Our amendments would involve the removal of the requirement for there to be “exceptional circumstances” before a judge could depart from the proposed minimum sentences. Instead, the judge would need to be satisfied that
“such a sentence would be contrary to the interests of justice, having regard to circumstances which … relate to the offence or to the offender”,
and which justified the judges declining to impose such a sentence. We believe that the law and Parliament should learn to trust the judges. One regrettable thread running through this part of the Bill is the withdrawal of that trust, represented by a reduction in the ambit of judicial discretion.
Our second point is that another regrettable thread running through this part of the Bill is an apparently strongly held view on the part of this Government that longer sentences are better sentences. We believe that view is profoundly misplaced. I agree with many of the points made by the noble Baroness, Lady Jones of Moulsecoomb, on both these issues. Without going into detail because these issues have been canvassed in this House and elsewhere on many occasions, I say that the vast weight of evidence is to the contrary. It does not point to the proposition that longer sentences are better sentences.

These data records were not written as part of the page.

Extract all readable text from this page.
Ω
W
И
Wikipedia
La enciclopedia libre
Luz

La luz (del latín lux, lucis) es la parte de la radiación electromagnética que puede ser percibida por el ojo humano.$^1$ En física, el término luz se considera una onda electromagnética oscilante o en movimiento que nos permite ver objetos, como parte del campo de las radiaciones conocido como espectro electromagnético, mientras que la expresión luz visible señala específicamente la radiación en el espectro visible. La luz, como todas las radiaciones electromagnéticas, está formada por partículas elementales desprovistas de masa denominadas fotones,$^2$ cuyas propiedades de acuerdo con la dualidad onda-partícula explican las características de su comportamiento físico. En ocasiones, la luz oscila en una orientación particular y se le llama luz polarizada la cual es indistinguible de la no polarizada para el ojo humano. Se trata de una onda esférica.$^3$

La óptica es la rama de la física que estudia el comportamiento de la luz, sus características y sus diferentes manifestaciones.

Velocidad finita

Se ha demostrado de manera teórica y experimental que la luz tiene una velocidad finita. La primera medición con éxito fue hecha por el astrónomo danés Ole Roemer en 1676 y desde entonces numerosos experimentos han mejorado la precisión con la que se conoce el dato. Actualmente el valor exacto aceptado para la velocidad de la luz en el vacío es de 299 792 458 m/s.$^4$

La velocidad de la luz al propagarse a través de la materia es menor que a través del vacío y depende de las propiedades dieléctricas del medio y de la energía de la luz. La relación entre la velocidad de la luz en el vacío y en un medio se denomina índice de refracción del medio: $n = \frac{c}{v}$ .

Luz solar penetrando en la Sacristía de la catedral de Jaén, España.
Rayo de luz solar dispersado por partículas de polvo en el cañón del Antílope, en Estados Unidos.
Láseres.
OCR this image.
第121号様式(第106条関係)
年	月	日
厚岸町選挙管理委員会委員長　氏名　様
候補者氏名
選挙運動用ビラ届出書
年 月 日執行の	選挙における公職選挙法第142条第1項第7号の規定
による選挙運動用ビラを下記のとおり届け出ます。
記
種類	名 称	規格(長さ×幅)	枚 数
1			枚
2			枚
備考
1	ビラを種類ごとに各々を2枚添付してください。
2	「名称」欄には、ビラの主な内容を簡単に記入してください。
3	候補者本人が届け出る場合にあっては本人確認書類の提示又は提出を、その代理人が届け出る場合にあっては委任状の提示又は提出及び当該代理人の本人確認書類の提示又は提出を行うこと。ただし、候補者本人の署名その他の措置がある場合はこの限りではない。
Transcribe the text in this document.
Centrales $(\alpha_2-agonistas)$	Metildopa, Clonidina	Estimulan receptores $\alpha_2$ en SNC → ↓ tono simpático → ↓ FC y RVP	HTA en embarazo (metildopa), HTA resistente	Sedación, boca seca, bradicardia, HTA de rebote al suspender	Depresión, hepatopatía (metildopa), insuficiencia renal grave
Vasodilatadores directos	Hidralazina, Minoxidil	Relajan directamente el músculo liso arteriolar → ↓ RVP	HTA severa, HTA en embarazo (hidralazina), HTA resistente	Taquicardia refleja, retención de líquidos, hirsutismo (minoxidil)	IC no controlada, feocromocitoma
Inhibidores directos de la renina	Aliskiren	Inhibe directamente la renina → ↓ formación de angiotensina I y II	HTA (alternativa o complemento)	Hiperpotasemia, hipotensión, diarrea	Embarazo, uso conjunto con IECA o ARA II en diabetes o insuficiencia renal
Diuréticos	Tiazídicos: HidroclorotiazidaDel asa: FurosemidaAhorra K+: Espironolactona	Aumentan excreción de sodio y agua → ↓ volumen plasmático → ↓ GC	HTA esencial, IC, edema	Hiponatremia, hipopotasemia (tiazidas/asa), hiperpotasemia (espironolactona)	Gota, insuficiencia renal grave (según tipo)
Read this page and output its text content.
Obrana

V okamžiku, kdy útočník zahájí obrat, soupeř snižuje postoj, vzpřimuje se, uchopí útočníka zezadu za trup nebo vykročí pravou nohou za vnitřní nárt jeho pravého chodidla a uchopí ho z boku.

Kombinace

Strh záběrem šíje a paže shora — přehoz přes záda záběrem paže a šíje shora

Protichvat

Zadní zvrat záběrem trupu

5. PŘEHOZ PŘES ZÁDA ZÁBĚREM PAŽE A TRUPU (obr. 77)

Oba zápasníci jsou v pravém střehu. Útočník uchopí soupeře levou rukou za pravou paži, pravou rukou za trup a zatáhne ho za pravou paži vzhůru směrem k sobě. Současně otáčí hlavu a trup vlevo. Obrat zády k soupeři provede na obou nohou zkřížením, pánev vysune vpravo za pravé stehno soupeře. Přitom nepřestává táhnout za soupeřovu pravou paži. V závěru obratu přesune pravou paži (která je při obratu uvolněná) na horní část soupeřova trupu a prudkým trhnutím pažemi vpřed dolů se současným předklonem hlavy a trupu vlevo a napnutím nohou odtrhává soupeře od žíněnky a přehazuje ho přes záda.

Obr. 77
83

We share the profound concern expressed by the noble Lord, Lord Ponsonby of Shulbrede, about sentence inflation, so often expressed by many Members of the House experienced in the criminal justice system. We imprison too many people for too long. Our prisons are overcrowded and underfunded and the record of prison in achieving the reform and rehabilitation of offenders is extremely bad. I reiterate what the noble Baroness, Lady Massey, said, to the effect that long sentences impede rehabilitation and reform, and that goes for adults as well as for young people and children. I beg to move.